Just wondering if others have noticed an increase in memorializing WWII through ceremonies and remembrances taking place in their communities or on the TV news. When I was growing up, I remember it being just Remembrance Day that there would be these kinds of memorials. Nowadays it seems constant, like there's always some day or battle or event in WWII that needs to be remembered and memorialized. I thought at first it was just a Manitoba thing, like there was this bizarre obsession with military history and Canada's involvement in WWII particularly, because it really is constant here. Not a month goes by, it seems, that some kind of display or ceremony isn't erected in honour of some WWII person or infantry or memorable battle or whatever, often at the Legislature, or a park. To the point where, for me certainly, it loses meaning. I'm sick of it, frankly. Not that I was terribly sympathetic to it in the first place. But I've seen it on American TV, too. In other words, it's not just Remembrance Day anymore, it's almost constant.

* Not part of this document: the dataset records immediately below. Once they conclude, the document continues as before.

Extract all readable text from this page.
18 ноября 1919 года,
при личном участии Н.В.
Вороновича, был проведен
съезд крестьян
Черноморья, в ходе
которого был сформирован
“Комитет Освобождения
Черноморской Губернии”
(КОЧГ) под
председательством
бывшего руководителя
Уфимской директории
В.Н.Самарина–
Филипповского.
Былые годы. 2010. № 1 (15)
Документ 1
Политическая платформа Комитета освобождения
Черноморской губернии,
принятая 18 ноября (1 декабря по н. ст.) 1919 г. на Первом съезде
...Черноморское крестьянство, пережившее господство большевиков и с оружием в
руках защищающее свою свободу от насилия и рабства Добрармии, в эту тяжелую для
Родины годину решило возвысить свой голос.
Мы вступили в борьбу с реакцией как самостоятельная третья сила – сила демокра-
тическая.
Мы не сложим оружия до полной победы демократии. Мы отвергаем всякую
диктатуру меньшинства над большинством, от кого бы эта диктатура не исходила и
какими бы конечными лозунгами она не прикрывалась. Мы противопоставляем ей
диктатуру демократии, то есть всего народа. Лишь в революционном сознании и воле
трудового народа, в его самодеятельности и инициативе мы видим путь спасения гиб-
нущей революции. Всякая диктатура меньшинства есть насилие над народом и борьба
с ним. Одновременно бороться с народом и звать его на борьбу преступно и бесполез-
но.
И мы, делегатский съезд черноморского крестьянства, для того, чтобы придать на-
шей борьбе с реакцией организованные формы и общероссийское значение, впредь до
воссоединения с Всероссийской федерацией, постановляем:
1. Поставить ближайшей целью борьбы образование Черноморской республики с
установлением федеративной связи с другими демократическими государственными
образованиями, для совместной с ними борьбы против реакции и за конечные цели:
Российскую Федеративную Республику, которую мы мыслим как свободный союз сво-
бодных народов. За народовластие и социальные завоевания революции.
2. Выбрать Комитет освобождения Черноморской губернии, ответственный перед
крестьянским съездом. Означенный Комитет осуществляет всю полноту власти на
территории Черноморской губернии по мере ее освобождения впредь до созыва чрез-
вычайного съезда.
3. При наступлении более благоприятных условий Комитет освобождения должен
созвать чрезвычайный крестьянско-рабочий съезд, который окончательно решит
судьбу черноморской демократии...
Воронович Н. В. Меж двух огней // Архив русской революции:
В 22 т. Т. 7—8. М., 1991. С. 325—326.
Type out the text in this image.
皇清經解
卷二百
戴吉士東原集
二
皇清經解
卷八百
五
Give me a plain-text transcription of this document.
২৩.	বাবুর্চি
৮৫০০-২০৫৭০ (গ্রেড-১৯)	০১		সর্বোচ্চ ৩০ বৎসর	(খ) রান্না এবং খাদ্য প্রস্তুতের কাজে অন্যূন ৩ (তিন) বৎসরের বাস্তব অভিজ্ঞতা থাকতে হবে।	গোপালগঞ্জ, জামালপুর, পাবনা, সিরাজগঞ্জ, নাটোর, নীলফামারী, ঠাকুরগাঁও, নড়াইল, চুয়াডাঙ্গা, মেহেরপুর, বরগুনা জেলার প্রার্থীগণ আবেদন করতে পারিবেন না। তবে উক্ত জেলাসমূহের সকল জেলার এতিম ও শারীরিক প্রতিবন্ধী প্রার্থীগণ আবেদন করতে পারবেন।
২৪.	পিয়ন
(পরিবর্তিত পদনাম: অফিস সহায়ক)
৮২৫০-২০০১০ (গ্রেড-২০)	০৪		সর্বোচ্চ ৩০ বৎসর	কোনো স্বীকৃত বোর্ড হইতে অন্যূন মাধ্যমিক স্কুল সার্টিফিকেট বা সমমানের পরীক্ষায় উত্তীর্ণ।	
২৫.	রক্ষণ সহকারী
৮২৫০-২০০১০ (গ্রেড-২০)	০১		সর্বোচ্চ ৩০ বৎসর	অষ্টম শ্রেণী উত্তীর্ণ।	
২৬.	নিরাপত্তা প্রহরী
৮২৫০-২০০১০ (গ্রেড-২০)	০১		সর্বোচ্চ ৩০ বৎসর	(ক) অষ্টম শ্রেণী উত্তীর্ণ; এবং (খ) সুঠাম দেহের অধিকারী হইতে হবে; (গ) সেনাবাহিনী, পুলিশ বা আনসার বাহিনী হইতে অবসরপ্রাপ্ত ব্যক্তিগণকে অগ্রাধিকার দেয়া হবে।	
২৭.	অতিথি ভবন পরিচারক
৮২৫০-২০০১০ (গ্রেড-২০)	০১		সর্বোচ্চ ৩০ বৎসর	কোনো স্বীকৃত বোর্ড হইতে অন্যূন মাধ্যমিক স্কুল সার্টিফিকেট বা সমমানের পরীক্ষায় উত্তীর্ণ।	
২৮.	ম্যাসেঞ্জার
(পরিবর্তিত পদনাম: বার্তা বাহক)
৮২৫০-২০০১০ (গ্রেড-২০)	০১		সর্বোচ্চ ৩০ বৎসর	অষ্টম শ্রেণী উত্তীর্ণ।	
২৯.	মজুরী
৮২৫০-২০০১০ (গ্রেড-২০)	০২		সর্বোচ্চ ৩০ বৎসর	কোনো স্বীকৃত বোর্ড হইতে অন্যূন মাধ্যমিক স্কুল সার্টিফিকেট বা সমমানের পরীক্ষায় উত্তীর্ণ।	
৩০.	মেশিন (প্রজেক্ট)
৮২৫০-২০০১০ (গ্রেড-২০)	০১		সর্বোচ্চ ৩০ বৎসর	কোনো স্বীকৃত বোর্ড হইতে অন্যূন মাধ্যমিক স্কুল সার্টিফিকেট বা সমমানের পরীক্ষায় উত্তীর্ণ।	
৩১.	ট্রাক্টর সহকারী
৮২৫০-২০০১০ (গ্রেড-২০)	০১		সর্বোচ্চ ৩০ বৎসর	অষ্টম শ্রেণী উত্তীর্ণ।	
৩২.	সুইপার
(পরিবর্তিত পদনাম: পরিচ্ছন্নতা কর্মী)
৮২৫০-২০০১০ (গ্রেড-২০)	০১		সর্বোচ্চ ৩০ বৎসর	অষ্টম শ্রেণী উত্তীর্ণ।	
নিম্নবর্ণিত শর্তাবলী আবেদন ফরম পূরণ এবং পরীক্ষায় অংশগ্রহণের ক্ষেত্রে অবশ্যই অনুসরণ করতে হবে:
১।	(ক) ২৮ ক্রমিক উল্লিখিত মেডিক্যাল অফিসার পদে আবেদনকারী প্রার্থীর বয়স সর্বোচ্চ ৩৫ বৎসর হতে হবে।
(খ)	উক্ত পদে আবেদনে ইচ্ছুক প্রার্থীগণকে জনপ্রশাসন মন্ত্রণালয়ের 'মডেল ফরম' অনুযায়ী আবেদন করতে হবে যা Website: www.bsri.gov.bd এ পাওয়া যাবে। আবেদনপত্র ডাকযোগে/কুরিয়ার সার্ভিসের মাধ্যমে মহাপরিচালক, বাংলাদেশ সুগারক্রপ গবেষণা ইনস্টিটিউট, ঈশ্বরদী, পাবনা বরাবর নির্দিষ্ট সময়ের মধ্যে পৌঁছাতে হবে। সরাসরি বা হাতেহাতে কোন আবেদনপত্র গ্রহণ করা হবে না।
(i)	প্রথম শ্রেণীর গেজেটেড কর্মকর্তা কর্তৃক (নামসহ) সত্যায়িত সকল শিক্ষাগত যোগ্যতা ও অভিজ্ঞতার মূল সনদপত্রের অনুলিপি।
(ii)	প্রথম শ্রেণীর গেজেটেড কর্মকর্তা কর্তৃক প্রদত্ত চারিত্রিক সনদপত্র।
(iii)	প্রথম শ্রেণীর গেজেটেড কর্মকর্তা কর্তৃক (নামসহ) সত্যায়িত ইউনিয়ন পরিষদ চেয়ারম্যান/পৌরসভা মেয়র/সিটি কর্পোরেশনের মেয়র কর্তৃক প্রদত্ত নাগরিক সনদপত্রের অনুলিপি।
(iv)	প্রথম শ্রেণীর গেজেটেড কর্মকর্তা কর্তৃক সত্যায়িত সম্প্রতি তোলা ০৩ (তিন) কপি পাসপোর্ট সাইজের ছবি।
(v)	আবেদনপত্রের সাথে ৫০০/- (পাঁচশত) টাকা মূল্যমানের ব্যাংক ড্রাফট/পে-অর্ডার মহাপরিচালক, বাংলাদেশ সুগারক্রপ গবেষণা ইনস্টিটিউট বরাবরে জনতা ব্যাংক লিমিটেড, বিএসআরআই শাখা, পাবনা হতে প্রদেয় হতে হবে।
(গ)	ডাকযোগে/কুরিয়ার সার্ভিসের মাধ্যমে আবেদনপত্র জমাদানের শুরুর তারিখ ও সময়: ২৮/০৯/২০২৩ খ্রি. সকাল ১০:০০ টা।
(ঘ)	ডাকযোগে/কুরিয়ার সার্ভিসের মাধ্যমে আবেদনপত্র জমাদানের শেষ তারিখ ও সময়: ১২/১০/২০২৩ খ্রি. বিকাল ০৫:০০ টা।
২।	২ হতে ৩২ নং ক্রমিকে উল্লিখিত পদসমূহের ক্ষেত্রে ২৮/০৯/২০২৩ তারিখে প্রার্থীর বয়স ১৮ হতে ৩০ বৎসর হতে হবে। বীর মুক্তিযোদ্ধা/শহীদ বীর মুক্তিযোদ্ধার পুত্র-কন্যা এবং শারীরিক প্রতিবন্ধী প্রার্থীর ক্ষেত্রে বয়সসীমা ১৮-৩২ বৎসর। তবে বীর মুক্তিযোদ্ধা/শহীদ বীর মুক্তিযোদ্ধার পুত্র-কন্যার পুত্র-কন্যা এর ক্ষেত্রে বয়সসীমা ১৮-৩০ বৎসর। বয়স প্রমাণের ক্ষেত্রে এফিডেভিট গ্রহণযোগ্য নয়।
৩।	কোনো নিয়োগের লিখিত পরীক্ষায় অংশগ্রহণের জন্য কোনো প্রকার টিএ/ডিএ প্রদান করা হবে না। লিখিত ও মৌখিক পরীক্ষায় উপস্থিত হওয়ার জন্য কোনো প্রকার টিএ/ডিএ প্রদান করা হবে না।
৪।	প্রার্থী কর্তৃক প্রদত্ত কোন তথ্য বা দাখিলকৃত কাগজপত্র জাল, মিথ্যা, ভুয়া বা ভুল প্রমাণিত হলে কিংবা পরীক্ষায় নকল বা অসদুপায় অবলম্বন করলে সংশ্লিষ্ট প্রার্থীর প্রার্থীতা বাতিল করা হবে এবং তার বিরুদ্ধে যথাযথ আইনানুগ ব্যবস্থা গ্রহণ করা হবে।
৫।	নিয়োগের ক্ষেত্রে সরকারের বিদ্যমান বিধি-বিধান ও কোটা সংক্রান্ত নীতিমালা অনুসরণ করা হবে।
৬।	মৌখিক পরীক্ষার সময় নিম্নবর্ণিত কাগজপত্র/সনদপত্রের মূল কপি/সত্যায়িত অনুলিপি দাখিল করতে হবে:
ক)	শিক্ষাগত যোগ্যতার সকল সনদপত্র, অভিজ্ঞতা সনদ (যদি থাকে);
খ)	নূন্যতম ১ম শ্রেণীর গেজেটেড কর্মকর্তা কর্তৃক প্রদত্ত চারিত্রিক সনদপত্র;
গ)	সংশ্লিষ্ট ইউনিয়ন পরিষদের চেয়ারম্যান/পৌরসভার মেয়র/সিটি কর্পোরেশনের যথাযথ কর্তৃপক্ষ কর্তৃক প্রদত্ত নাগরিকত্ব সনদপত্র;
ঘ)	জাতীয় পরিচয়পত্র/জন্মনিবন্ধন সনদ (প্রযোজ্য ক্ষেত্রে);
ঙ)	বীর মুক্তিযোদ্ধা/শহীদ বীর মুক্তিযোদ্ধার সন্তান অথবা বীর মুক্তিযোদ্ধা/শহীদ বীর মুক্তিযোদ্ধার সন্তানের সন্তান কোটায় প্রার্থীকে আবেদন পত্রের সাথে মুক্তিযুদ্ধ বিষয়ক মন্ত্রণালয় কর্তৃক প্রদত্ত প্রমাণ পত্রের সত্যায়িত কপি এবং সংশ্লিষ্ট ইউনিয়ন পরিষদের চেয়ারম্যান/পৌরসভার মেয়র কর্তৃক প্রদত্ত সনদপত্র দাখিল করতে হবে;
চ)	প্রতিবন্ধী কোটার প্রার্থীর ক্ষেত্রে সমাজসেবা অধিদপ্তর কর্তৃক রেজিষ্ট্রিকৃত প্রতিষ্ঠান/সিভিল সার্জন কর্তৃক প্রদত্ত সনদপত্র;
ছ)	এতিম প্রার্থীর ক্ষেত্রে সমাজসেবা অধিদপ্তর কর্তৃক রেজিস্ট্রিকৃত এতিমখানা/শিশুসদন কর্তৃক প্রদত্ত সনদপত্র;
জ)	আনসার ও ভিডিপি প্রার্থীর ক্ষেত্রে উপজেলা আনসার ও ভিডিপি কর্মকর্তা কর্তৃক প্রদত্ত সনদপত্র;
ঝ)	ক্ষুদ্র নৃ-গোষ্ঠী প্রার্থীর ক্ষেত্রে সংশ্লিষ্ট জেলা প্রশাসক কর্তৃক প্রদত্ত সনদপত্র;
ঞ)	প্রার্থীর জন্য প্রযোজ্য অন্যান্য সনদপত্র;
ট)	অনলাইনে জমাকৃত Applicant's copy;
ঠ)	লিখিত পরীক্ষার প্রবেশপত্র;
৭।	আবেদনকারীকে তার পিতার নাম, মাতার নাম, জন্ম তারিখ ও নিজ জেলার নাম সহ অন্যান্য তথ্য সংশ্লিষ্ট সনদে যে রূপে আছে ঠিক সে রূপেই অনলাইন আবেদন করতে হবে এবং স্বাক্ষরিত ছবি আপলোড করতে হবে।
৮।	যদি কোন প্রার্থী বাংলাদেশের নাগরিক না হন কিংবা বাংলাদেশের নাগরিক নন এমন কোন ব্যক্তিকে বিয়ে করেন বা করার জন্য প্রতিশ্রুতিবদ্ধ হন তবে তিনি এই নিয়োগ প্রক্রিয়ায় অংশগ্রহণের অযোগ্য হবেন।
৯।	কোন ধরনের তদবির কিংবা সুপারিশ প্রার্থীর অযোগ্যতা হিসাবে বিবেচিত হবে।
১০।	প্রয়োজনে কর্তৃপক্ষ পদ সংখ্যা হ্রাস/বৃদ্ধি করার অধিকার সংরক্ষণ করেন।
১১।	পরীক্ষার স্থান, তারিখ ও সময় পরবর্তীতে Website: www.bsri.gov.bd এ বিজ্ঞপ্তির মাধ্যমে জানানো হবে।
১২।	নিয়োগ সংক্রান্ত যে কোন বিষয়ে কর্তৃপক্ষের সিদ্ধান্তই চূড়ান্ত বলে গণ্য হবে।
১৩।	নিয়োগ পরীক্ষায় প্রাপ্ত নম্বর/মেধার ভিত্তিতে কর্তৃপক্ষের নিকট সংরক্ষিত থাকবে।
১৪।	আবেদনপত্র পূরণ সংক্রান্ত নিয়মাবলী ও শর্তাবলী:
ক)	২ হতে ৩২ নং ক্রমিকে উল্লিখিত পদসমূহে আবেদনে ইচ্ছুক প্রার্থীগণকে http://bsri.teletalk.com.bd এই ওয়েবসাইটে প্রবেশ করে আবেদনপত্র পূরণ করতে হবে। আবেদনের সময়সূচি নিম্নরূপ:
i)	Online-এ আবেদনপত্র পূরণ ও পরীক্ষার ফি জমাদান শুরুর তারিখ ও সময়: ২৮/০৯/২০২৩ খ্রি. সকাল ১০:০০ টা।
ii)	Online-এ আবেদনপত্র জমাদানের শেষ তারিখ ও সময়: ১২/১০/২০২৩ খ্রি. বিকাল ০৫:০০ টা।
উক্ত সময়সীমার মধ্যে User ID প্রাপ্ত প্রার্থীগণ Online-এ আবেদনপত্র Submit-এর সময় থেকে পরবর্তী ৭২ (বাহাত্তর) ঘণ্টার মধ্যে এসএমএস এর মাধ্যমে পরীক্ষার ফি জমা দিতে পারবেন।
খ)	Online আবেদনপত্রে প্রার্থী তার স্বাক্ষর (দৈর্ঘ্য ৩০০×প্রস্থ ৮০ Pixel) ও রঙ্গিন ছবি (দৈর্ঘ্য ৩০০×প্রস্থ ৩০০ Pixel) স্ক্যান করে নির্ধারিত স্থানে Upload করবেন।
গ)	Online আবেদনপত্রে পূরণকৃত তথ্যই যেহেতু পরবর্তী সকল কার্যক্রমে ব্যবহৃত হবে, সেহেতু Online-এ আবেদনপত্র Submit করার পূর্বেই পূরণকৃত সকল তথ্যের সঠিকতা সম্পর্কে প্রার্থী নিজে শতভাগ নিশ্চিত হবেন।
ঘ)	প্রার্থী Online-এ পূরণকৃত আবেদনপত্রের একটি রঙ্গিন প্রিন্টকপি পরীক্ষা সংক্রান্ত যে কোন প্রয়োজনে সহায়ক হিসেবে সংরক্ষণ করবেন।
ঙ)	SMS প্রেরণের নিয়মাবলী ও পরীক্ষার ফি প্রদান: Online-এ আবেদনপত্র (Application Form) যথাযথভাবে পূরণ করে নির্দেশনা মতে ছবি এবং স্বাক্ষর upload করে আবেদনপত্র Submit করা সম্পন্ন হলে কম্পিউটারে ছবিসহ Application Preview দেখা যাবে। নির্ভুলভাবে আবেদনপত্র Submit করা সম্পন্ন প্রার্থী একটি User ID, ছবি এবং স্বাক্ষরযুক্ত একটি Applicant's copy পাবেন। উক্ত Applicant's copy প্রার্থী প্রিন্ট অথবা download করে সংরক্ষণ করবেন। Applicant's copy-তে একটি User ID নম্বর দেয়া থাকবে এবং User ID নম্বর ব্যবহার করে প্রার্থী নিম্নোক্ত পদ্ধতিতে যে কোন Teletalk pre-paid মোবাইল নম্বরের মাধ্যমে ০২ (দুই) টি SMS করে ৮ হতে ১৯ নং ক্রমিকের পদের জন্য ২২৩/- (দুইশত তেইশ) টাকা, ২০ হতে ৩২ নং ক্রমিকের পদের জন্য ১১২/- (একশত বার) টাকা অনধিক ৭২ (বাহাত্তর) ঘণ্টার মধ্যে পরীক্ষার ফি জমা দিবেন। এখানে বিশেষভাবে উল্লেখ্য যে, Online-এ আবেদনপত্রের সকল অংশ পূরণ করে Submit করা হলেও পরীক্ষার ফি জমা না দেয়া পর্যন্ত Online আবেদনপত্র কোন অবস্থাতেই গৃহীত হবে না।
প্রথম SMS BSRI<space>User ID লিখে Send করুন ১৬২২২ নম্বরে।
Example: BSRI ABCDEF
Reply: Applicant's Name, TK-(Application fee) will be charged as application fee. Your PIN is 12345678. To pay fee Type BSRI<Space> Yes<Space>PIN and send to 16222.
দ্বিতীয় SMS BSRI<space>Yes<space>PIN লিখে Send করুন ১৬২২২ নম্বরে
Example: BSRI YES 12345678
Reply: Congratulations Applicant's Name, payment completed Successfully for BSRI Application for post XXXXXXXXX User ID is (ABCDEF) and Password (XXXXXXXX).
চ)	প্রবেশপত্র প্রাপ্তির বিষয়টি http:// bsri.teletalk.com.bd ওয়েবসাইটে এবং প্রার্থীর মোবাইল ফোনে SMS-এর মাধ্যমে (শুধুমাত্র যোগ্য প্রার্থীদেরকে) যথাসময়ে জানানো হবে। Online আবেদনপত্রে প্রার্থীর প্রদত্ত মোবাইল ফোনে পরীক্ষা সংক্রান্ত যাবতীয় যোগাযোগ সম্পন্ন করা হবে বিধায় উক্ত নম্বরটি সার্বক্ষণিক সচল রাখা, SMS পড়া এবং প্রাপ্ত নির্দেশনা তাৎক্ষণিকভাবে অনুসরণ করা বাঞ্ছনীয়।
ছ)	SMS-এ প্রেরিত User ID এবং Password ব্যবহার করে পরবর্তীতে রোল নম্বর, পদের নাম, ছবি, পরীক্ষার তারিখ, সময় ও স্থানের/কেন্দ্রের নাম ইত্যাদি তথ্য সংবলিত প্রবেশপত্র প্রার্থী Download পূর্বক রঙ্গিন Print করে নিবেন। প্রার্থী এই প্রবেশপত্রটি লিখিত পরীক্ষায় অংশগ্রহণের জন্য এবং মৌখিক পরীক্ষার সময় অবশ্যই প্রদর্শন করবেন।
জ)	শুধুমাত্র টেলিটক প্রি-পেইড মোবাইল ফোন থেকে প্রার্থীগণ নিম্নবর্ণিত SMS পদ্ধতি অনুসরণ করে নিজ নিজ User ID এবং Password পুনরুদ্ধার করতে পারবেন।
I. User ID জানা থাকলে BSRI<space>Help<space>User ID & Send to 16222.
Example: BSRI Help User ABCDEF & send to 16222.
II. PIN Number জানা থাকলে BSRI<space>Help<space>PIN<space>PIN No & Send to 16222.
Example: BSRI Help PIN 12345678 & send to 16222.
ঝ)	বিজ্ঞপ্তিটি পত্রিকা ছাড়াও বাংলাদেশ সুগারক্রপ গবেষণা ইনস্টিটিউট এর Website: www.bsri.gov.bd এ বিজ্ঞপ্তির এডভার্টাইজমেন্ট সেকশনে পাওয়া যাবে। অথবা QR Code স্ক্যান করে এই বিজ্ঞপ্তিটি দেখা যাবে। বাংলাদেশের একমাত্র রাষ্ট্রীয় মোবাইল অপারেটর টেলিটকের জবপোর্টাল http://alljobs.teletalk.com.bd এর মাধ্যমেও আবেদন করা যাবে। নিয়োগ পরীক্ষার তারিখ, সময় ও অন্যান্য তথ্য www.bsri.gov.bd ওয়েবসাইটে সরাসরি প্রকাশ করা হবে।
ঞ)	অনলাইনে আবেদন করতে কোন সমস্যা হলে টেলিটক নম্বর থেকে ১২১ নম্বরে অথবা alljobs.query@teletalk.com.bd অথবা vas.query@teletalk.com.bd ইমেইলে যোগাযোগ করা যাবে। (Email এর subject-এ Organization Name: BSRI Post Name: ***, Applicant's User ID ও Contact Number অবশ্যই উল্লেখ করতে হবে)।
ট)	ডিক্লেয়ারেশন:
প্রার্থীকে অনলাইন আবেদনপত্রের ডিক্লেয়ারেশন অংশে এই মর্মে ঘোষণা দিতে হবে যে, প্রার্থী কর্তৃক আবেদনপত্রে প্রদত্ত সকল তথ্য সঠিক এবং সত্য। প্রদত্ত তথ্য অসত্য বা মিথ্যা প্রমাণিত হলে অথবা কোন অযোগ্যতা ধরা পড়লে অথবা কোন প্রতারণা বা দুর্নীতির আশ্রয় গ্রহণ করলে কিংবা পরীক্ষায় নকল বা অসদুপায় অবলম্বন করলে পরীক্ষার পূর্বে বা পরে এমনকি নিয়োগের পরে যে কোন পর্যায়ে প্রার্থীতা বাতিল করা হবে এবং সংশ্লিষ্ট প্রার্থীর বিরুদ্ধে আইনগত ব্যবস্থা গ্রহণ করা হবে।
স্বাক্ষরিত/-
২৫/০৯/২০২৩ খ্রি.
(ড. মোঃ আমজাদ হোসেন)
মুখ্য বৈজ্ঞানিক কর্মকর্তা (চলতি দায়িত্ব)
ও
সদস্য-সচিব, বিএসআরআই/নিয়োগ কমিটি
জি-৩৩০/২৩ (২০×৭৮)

But I'm wondering, is it just a Manitoba thing, or have others noticed this? Manitoba is very conservative federally, but the provincial NDP also participates and promotes these things seemingly enthusiastically. If it's a trend occurring in other places, though, is it for propagandistic purposes? To kind of promote militarism and the notion of "freedoms won" through military might? I also wondered if it was that we are losing many of the WWII vets now, and governments are doing all these things to "honour" their "sacrifices" etc...(sorry for the quotes, but I can't use this language unironically) so that no one feels forgotten or unappreciated?
Anyone else have any observations on this?